Magnetization transfer contrast (MTC), a mechanism that is used to indirectly detect macromolecular properties in magnetic resonance imaging (MRI) by observing the exchange of magnetization between "free" and "restricted" water protons in macromolecules, was originally introduced over 20 years ago . MTC effects vary in human tissues and organs due to different macromolecular compositions therein; as a result, MRI contrast can be generated among these tissues by taking advantage of the different proton exchange levels. The well-known MTC effect has proven beneficial in evaluating the morphology of brain, kidney, and myocardium, as well as improving the contrast between blood and brain parenchyma in intracranial MR angiography [1–5].

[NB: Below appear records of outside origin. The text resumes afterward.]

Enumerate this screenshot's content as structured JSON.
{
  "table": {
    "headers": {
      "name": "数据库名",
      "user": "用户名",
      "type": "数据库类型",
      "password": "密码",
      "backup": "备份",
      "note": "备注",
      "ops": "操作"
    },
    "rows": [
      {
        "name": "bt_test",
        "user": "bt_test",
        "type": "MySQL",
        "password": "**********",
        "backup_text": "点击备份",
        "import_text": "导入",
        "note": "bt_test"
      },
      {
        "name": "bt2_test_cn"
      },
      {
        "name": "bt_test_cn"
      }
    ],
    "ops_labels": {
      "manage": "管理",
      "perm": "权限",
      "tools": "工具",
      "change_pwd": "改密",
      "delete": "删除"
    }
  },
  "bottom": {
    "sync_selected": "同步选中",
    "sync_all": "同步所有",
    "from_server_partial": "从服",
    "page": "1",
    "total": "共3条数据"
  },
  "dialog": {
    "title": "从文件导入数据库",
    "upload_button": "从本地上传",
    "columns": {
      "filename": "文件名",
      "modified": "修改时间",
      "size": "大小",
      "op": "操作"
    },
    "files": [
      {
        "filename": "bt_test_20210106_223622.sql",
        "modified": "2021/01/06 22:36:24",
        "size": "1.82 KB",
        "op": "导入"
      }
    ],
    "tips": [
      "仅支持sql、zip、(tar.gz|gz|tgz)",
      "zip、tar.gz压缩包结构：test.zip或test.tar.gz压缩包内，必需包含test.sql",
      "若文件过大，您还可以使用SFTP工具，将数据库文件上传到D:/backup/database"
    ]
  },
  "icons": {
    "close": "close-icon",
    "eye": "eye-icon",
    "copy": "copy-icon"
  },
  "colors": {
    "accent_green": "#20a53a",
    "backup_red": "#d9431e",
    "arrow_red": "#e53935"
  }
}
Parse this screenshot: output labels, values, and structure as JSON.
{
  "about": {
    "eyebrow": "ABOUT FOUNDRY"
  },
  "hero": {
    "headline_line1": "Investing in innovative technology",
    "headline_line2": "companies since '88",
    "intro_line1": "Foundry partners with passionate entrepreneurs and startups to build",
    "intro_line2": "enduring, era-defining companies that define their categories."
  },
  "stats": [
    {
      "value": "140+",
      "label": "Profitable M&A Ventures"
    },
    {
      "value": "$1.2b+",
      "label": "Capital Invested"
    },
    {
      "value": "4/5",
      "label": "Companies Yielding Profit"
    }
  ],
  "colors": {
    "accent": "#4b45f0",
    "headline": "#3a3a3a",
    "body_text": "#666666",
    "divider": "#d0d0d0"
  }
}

The MTC effect has also been used to study specific exchangeable protons resonating at different frequencies by selectively saturating them and observing the resulting change in the free water signal, a technique known as chemical exchange saturation transfer (CEST) [6,7]. In CEST, protons unobservable in MR spectroscopy due to short lifetime or fast exchange are irradiated by off-resonance RF pulses and observed indirectly in the Z-spectra (i.e., signal observed on resonance as a function of the selective irradiation frequency). However, conventional CEST is used to observe the relative density of H-groups of interest at specific chemical shifts, and the usual offset frequency range (±1000 Hz) does not cover the broad spectrum of ultra-short T2 components far greater than ±1000 Hz in width.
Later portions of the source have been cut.